I stand upon the hilltop
And stare across this land
A mongrel bred democracy
Held within my hand
This realm it brings me certainty
Identity and faith
That nothing can replace
Just like its farmland landscape
Its people weathered too
Toughened by past battles
But readied for the new
Have no doubts my brother
Say what you might say
I trust in ancient wisdoms
Deep hidden in the clay
Gaze up at the mountain
It is granite grey
Not snow topped in optimism
It is history itself
Millions of skeletons descend from its summit
A pyroclastic flow of shattered bones beliefs and ambitions
Accelerating beyond our comprehension
Unrestricted by the stuttering stammering progress of mankind
Why do we stand apart
Glaring at each other from the four corners of the globe
Prepared to fight and die
On a speck of dust in an expanding universe
I would like to write bits and pieces and see where it takes me. And see what others think. A scary thought really. Is a writer in control or does the blank page dictate what appears next? Let us see.
Having tried to write for the past nine months perhaps I understand a little more.
I started to write a book but was defeated by its complexity and its lack of dynamic.
I wrote short stories that gave me some satisfaction in their completeness and shall persist when ideas come to me.
And, to my surprise, I felt compelled to try to write poetry.
The poems, be they good, bad or indifferent, often disturb me with their darkness but I shall continue to try, even though I find their writing overly intense.
I have continued to write poems, reflecting what I do and think about, but also influenced by the news we are bombarded with every day. Media moves from crisis to crisis and horrors disappear from our view when its attention span takes it elsewhere.
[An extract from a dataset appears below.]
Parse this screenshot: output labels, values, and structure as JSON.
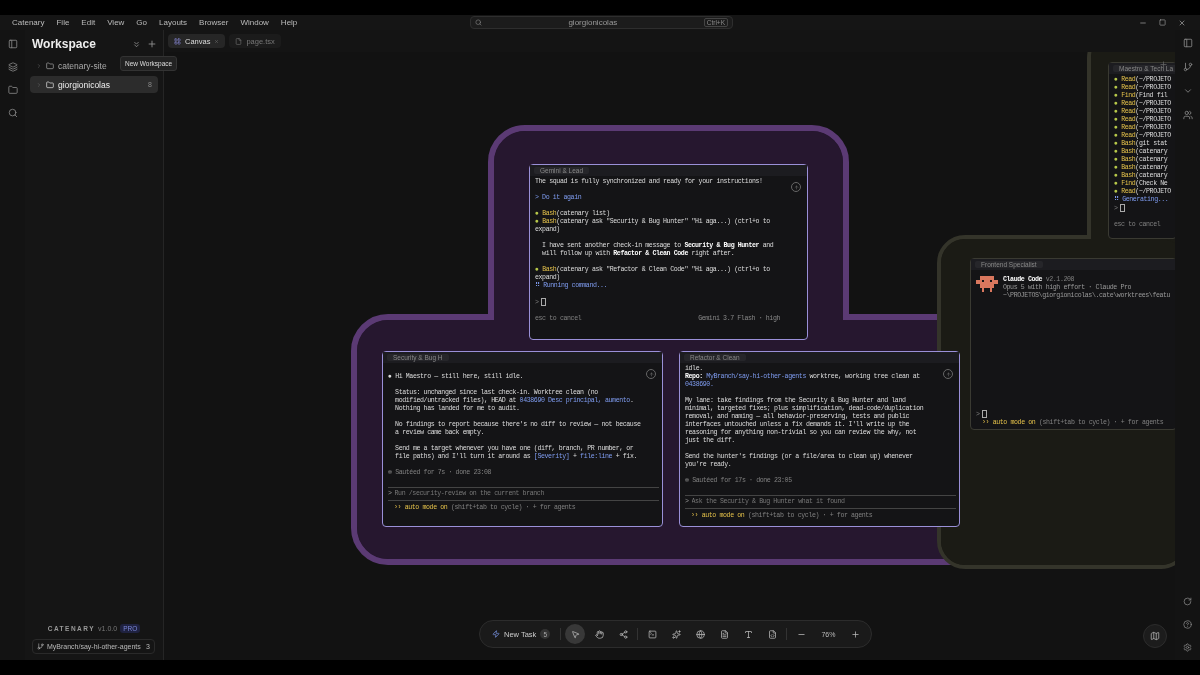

How well informed are we?
Below is a recent poem, with its original title. Its context, I hope, is obvious. I listen to politicians. BUT….if you live in a democracy….
Legality without morality is not acceptable!
Judgement of Solo Man
On the first day
One of my enemy was standing at the cliff edge
In his left hand he held a small child
In his right hand he held a gun pointing at me about to shoot
I shot my enemy
Both fell to their deaths
On the second day
Two of my enemy were standing at the cliff edge
In their left hands they each held a small child
In their right they held a gun
I shot them both
Enemy and children fell to their deaths
On the third day, fourth day, fifth and sixth days….
On the seventh day
I feared for my soul
I lowered my gun
The children played in the streets
I am feeling tired and shall take stock a while.
And then the UK election campaign arrived and I became irritated and started blogging again.
Well, just over three years of blogging now. About a dozen short stories that I’ve very much enjoyed writing, but only when an idea comes along, and some comedic satirical stuff based around alter egos Mike and Bernie down the pub. Meanwhile, I’ve continued in my attempts to write poetry, compelled by contemporary events or by my own experiences, or thoughts on life, love, death and God. Enjoyable but disturbing. And recently I’ve tried to identify my ‘favourite’ 40 poems, those that I think better of, with a view to perhaps e-publishing. In truth, though, all this writing has been mainly, selfishly, for myself, perhaps to understand me a little better after all these years.